The rain of recent weeks has given way to a full spring bloom these last days. All the trees are bursting forth (as are many sinuses). Everywhere one looks are tulips in every hue imaginable. The place feels noble, with its nineteenth-century architecture highlighted. Too bad the follow-up show for the Downton Abbey crew, The Gilded Age, was canceled because of the coronavirus.
It seems everyone’s been outside. The city’s large enough to grant a blanket sense of anonymity, even though many from outside refer to us as Smallbany. I’d guess that a third of the people one sees are wearing masks when out walking. A third have masks ready to slip back up or down their face. A third are maskless.
It’s invigorating to see people smiling, taking in the flowering of their urban world. Some play old-style boomboxes. A circle in Washington Park strummed guitars and sang. Kids played, with only the boys wearing masks as if they were cool.
In the suburbs, where we headed for pickup from one of the area’s many great Asian restaurants, we spotted tailgate parties with twenty-somethings sipping bubble tea and laughing, everyone in sunglasses. We drove by five parks too crowded to let our dog off our leash before finding a rural cemetery with only a few older couples tending old graves.
The garden centers were crowded … if they were already open. One of our favorites said she couldn’t open yet because she didn’t grow vegetables. She scoffed at the intricacies of lockdown law.
At night, our neighbors likewise scoffed, albeit in a less verbal manner.

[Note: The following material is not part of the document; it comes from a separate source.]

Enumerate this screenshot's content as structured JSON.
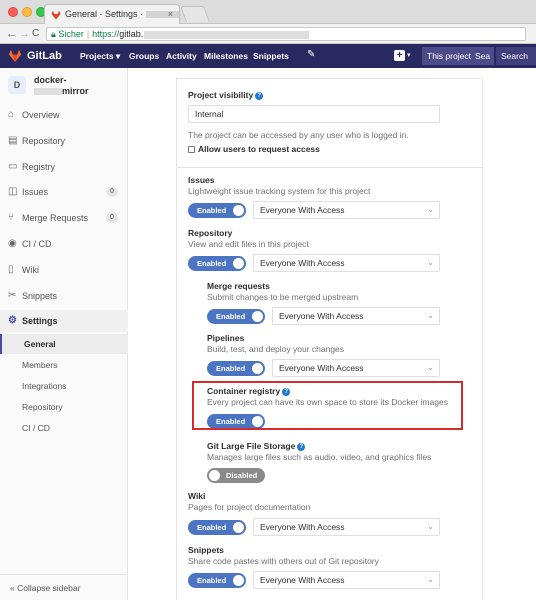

They played boomboxes into the night, dancing on stoops, barbecuing on the old grill we gave to the street a couple of summers ago. Several strains of weed scent filled the air. It went on into the wee hours. I thought of calling 911, as I’ve done before, but the glow of the day was still in me. So I just feel asleep to the rhythms of their music.
You can’t easily regulate joy and release, even when it seems to endanger. The invigorating aspects of urban life have kept returning millennium after millennium, no matter the American dream of buying oneself a back forty.
Nature’s call can be heard louder when one is alone, or in suitably small groups. But sometimes it can be better enjoyed en masse, anonymously, a glory most natural when shared.